新潟県上越市の山あい、冬には深い雪に包まれる豪雪地帯に佇む越後奥寂庵。ここでは、季節が移り変わるたびに、光の色も、風の気配も、鳥や虫の声も、沢を流れる水の響きも変わっていきます。「静寂の八分間」は、そんな奥寂庵とその周辺に流れている時間を、8分間の映像と、その場所で収録した環境音によってお届けするシリーズです。
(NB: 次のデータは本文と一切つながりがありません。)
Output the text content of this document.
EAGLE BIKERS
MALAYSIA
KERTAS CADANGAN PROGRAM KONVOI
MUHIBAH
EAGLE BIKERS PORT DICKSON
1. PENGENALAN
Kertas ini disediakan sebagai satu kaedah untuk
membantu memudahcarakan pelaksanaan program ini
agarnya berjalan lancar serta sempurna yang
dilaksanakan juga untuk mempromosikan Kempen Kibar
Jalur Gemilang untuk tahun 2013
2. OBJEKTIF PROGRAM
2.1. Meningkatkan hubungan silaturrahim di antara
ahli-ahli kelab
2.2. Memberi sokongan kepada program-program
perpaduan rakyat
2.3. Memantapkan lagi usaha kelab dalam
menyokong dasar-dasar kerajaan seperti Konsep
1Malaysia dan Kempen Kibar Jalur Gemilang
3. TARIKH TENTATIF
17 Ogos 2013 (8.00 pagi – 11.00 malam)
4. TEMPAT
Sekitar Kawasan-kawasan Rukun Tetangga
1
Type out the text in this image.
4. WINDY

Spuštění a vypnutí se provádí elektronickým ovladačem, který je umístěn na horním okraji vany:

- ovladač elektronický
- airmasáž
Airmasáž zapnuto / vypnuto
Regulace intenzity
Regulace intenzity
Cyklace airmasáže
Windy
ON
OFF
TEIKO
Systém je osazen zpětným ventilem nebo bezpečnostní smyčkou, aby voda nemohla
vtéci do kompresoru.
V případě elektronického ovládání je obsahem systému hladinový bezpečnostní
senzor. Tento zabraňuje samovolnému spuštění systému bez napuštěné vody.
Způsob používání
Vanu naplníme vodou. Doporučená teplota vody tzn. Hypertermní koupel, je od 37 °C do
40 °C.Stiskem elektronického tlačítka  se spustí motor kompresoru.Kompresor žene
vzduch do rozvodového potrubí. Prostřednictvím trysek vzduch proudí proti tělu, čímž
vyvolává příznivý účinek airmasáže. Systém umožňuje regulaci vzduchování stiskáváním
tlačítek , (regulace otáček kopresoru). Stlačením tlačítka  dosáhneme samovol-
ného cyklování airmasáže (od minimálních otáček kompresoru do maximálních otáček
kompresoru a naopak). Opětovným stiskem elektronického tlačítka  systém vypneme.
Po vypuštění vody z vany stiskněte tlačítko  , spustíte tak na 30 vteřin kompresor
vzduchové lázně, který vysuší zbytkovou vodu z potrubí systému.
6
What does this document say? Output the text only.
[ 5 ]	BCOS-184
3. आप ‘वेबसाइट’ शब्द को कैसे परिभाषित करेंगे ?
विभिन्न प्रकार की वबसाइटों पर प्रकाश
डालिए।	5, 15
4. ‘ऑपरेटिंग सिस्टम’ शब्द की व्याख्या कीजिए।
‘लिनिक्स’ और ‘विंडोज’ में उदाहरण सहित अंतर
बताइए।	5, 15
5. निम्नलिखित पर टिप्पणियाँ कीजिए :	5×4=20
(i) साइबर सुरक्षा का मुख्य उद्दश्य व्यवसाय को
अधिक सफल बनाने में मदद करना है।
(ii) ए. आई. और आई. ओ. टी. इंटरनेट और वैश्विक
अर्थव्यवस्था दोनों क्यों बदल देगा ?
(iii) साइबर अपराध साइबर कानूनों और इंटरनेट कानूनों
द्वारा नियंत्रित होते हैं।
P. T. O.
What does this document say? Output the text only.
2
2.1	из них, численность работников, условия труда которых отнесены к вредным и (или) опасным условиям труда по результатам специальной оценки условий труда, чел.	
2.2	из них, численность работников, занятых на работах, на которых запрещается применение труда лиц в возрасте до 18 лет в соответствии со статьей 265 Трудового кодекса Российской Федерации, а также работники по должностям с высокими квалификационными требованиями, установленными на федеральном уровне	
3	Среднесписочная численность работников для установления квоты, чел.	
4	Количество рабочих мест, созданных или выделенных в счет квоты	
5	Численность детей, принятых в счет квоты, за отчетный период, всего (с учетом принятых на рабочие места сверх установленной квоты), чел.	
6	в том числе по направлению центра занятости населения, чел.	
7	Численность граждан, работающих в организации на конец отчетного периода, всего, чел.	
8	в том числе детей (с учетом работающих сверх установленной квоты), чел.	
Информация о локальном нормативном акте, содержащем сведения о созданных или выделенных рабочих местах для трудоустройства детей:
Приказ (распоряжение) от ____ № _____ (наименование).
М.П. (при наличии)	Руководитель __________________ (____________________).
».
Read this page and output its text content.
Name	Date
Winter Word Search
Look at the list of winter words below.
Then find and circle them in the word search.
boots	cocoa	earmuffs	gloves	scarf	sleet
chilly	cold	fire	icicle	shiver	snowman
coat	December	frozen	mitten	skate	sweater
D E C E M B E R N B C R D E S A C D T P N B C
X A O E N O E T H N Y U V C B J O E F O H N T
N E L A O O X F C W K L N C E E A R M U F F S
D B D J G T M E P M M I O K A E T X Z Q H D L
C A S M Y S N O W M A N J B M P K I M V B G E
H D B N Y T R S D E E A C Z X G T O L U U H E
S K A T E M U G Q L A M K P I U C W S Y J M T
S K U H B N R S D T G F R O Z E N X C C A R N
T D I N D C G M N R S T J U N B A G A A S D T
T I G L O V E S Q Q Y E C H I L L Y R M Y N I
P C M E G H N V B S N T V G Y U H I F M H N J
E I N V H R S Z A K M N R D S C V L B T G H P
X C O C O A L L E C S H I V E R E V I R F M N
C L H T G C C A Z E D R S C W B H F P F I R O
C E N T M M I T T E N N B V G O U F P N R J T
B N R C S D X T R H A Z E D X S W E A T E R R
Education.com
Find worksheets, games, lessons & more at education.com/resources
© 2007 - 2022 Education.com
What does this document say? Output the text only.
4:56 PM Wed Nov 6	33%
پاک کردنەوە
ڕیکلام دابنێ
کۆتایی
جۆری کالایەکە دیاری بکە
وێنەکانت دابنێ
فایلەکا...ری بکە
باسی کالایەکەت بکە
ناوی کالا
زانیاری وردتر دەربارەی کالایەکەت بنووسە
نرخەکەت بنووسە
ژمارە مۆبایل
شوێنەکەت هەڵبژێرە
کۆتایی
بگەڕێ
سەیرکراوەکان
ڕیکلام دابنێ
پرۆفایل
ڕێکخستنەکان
映像は、基本的にカメラを三脚に固定して撮影しています。カメラを動かしたり、ズームしたりするのではなく、一つの風景をしばらくじっと見つめる。それは、動く写真を眺めるような時間でもあります。そこには、風に揺れる木々や草、水の流れ、光と影の移ろいがあります。そして、沢のせせらぎ、鳥のさえずり、ひぐらしや虫の声、雨音など、そのとき、その場所に存在していた音があります。音楽やナレーションは加えていません。
何かを説明するための映像ではなく、何かを急いで理解するための時間でもありません。ただ8分間、その場所の光や風や音に触れながら、少し立ち止まるような時間になればと思っています。
第1回は、「越後奥寂庵・2026年8月」。
夜明け前の静けさから朝の光へ。夏の深い緑、突然のスコール、雨上がりの空、そして夕暮れまで。盛夏の奥寂庵と周辺の山里に流れた一日の時間を、31の風景で綴りました。
これから、月に一度のペースで越後奥寂庵において、その時々に出会った風景と環境音を8分間の映像としてお届けしていく予定です。同じ場所であっても、自然はひと月として同じ姿を見せません。夏の緑から秋の色へ。落葉、初雪、深い雪の静けさ、雪解け、そして新緑へ。一年を通して「静寂の八分間」を重ねていくことで、越後奥寂庵を取り巻く自然の時間そのものを記録していけたらと思っています。
忙しい日常のなかで、ほんの8分間。
画面の向こうに広がる越後の山里の風景と音に、静かに身を置いていただければ幸いです。